NZAID identifies four primary commitments underpinning its contemporary education programme, including:
- a) a commitment to education as a ‘human right’ under article 26 of the Universal Declaration of Human Rights (1948);
- b) a commitment to education as an ‘end in itself’ that increases the capacity of individuals to make meaningful decisions about their lives;
- c) a commitment to meeting the international Millennium Development Goals related to education; and
- d) a commitment to education as a mechanism for contributing to “poverty elimination and other development goals” (NZAID, 2007b:9-12).
These “other development goals” are broad and varied, as defined within this section from NZAID’s education policy:
The technical, analytical and strategic capability that emerges from higher education is a prerequisite to understanding poverty and poverty-related issues, delivering basic services, developing and maintaining infrastructure, attaining economic growth, attaining and maintaining international competitiveness, achieving and maintaining social cohesion, protecting the environment and delivering transparent and accountable governance. In particular, high rates of participation in post-basic education contribute greatly to export-led growth, increased trade and the capability of countries to respond effectively to the demands of an ever-changing world and new policy priorities, such as the HIV/AIDS pandemic. (NZAID, 2007b:12)
Given the wide range of development goals identified within its education policy, and the considerable diversity of academic programmes completed by recipients, NZAID provides NZDS graduates with broad conditions relating to what they will be expected to do with their new qualification. The most significant is the requirement to:
[s]pend at least two years in their home country on completion of their scholarship to assist in the development of their country by applying the skills and knowledge that they have gained from their study. (NZAID2007d)
NZAID’s scholarship programme also includes a strong commitment to gender equity.

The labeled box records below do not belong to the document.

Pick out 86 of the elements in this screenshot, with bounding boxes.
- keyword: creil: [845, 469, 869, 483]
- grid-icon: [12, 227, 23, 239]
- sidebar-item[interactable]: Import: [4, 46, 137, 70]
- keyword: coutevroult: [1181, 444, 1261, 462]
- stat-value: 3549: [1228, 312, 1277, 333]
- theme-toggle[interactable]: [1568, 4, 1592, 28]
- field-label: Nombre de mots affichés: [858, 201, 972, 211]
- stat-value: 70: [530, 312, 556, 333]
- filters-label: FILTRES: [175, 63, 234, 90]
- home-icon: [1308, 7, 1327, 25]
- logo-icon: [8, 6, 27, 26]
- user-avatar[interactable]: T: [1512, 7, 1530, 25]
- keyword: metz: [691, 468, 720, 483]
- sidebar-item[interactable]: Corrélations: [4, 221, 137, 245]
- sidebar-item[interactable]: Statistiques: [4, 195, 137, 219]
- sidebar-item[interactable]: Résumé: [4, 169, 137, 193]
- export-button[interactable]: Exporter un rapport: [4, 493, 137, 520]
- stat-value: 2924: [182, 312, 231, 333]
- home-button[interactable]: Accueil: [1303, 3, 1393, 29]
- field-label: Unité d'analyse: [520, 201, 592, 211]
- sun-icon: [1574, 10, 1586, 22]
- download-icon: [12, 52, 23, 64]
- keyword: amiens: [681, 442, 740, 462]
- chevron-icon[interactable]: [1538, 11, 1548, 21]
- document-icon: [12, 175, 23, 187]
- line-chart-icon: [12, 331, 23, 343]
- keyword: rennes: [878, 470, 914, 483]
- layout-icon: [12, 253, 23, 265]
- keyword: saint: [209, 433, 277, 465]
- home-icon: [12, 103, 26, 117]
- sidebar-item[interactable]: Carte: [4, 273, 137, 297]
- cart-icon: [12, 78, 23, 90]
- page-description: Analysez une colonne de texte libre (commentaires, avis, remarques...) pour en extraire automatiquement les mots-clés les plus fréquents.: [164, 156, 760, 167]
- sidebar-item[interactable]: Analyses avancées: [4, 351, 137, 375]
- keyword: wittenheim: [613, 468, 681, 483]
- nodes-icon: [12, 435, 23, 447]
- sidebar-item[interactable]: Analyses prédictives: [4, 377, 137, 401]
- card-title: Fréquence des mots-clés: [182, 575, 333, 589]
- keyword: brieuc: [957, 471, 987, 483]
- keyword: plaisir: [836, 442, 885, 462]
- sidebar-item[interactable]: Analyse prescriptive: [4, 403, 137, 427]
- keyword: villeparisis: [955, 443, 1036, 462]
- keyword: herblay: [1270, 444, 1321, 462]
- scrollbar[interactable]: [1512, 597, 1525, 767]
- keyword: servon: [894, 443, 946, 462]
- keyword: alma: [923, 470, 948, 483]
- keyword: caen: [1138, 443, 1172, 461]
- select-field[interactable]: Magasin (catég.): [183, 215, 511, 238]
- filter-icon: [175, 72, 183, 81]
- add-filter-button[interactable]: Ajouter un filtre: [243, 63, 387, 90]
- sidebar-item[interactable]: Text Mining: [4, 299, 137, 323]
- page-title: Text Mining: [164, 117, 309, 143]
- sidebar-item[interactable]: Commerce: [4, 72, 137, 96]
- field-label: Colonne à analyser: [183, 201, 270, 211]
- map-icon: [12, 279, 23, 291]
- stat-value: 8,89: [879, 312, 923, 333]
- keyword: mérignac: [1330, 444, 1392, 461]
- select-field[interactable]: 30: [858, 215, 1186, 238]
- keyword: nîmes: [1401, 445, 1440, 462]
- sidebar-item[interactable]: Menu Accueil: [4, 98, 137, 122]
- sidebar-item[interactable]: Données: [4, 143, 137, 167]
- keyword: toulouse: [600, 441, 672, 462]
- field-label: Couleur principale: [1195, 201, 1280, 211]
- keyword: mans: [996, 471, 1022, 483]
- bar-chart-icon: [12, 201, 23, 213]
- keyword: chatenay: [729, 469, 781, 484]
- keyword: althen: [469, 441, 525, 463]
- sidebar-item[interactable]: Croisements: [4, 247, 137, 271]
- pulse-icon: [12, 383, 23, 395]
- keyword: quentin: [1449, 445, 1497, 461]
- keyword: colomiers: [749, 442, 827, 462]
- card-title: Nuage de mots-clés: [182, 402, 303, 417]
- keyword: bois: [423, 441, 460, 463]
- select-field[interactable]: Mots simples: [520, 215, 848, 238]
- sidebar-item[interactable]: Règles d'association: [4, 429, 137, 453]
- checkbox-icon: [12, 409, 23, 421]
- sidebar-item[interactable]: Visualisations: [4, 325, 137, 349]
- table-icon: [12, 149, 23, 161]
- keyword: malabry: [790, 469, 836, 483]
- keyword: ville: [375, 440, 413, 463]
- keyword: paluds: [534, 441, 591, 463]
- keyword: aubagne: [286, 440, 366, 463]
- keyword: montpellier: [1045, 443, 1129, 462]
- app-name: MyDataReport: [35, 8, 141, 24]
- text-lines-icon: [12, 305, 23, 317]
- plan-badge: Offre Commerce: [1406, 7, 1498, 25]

While women have traditionally been underrepresented within the programme, partner countries are now encouraged to ensure that an equal number of men and women get the opportunity to apply (NZAID, 2007e:9-3). In the 2006/7 scholarship intake, women made up 41% of those who received a bilateral NZDS (Public) grant (NZAID, 2007a:4), and 60% of those who received an non-bilateral NZDS (Open) grant (NZAID, 2006:4) The under-representation of girls at lower levels of the education system within Pacific countries is identified by NZAID as the most likely cause of the lower rates of women nominated by governments for participation in the NZDS (Public) scheme (NZAID, 2007a).